WASHINGTON (AP) — In the months since a single senator froze military promotions over the Pentagon’s abortion policy, the uniformed officers affected have been largely silent, wary of stepping into a political fray. But as the ramifications of Alabama Republican Sen. Tommy Tuberville’s freeze have grown, more of them are speaking out.

This week, some of the military’s most senior leaders took the issue head on and voiced their concerns. They said the damage the holds will do to the military will be felt for years, as young talented officers decide they’ve had enough and choose to get out.
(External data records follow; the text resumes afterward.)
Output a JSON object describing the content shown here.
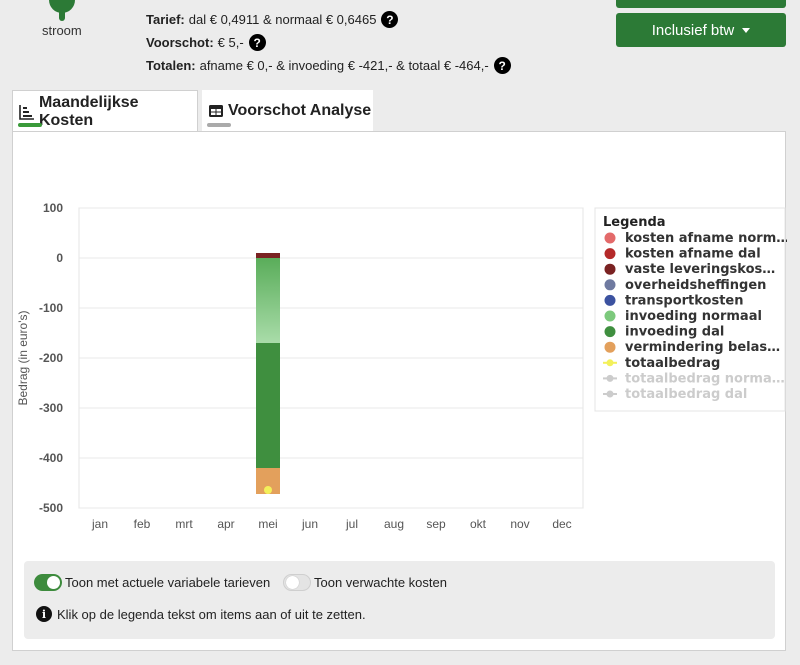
{
  "header": {
    "stroom_label": "stroom",
    "tarief_label": "Tarief:",
    "tarief_value": "dal € 0,4911 & normaal € 0,6465",
    "voorschot_label": "Voorschot:",
    "voorschot_value": "€ 5,-",
    "totalen_label": "Totalen:",
    "totalen_value": "afname € 0,- & invoeding € -421,- & totaal € -464,-",
    "help_glyph": "?",
    "btw_button_label": "Inclusief btw",
    "accent_color": "#2c7a36"
  },
  "tabs": [
    {
      "label": "Maandelijkse Kosten",
      "active": true,
      "underline_color": "#3a9a3a"
    },
    {
      "label": "Voorschot Analyse",
      "active": false,
      "underline_color": "#aaaaaa"
    }
  ],
  "chart_data": {
    "type": "bar",
    "stacked": true,
    "ylabel": "Bedrag (in euro's)",
    "ylim": [
      -500,
      100
    ],
    "yticks": [
      100,
      0,
      -100,
      -200,
      -300,
      -400,
      -500
    ],
    "categories": [
      "jan",
      "feb",
      "mrt",
      "apr",
      "mei",
      "jun",
      "jul",
      "aug",
      "sep",
      "okt",
      "nov",
      "dec"
    ],
    "series": [
      {
        "name": "kosten afname normaal",
        "color": "#e36a6a",
        "values": [
          0,
          0,
          0,
          0,
          0,
          0,
          0,
          0,
          0,
          0,
          0,
          0
        ]
      },
      {
        "name": "kosten afname dal",
        "color": "#b52a2a",
        "values": [
          0,
          0,
          0,
          0,
          0,
          0,
          0,
          0,
          0,
          0,
          0,
          0
        ]
      },
      {
        "name": "vaste leveringskosten",
        "color": "#7a2222",
        "values": [
          0,
          0,
          0,
          0,
          10,
          0,
          0,
          0,
          0,
          0,
          0,
          0
        ]
      },
      {
        "name": "overheidsheffingen",
        "color": "#6f7aa0",
        "values": [
          0,
          0,
          0,
          0,
          0,
          0,
          0,
          0,
          0,
          0,
          0,
          0
        ]
      },
      {
        "name": "transportkosten",
        "color": "#3c52a0",
        "values": [
          0,
          0,
          0,
          0,
          0,
          0,
          0,
          0,
          0,
          0,
          0,
          0
        ]
      },
      {
        "name": "invoeding normaal",
        "color": "#7cc97c",
        "values": [
          0,
          0,
          0,
          0,
          -170,
          0,
          0,
          0,
          0,
          0,
          0,
          0
        ]
      },
      {
        "name": "invoeding dal",
        "color": "#3f8f3f",
        "values": [
          0,
          0,
          0,
          0,
          -250,
          0,
          0,
          0,
          0,
          0,
          0,
          0
        ]
      },
      {
        "name": "vermindering belasting",
        "color": "#e3a05c",
        "values": [
          0,
          0,
          0,
          0,
          -52,
          0,
          0,
          0,
          0,
          0,
          0,
          0
        ]
      }
    ],
    "lines": [
      {
        "name": "totaalbedrag",
        "color": "#f3f05a",
        "values": [
          null,
          null,
          null,
          null,
          -464,
          null,
          null,
          null,
          null,
          null,
          null,
          null
        ],
        "enabled": true
      },
      {
        "name": "totaalbedrag normaal",
        "color": "#cccccc",
        "values": [],
        "enabled": false
      },
      {
        "name": "totaalbedrag dal",
        "color": "#cccccc",
        "values": [],
        "enabled": false
      }
    ],
    "legend_title": "Legenda",
    "legend_position": "right",
    "grid": true
  },
  "controls": {
    "toggle1_label": "Toon met actuele variabele tarieven",
    "toggle1_on": true,
    "toggle2_label": "Toon verwachte kosten",
    "toggle2_on": false,
    "info_glyph": "i",
    "info_text": "Klik op de legenda tekst om items aan of uit te zetten."
  }
}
“We’re on the fringe of losing a generation of champions,” Air Force Gen. Mark Kelly, the head Air Combat Command, told reporters this week at a defense conference in Maryland. Kelly said he’s talking to his junior officers, many with families, and they are “people who will take a bullet for the nation, the Constitution.” But when it comes to dragging their family through this, “there’s a red line.”

One of the unusual things about Tuberville’s holds is he’s punishing uniformed personnel who had nothing to do with creating the administration policy he’s against.
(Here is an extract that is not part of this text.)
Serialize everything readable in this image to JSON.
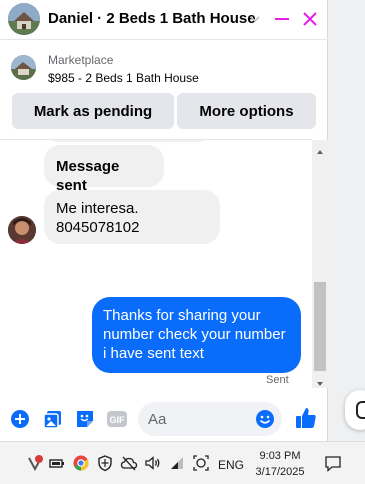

Uniformed military leaders typically avoid commenting on political decisions, not only because they don’t want to antagonize lawmakers who can block their future military promotions, but also because they don’t want to be seen as challenging civilian control of the military, a core tenet of U.S. government.

But now even the Pentagon’s soon-to-be highest military leader is speaking out. Navy Adm. Christopher Grady, who currently serves as the military’s No. 2 officer as Joint Chiefs vice chairman, will simultaneously have to fill in as chairman starting Oct. 1 with the retirement of Gen. Mark Milley if his replacement, Air Force Gen. C.Q. Brown, can’t get confirmed in the next two weeks. Brown is also subject to Tuberville’s hold.

“We need C.Q. Brown to be confirmed as the next chairman of the Joint Chiefs,” Grady said Wednesday at the Air and Space Forces Association conference.

For younger officers who are stuck in limbo by the holds, “the fact that folks can’t plan for their moves or get their kids in school” is what is hurting them, Grady said. “There is a cumulative cost to this and we need to be very attuned to that.”

In the last few years, there’s been a slew of political orders that have had a direct impact on the military. There was former President Donald Trump’s order that transgender personnel could not serve, and then the restoration of that service under the Biden administration, the mandate for COVID-19 vaccines and now the response to new state laws restricting access to abortion.

“Some of the orders that are given by civilians to the military, that the military then has to carry out, can make the military seem political,” said Mark Harkins, a senior fellow at the Government Affairs Institute at Georgetown University. “If whatever the civilian control has asked them to do, if that order, that rule that they’re following is against what you believe, then you’re going to say they’re political.”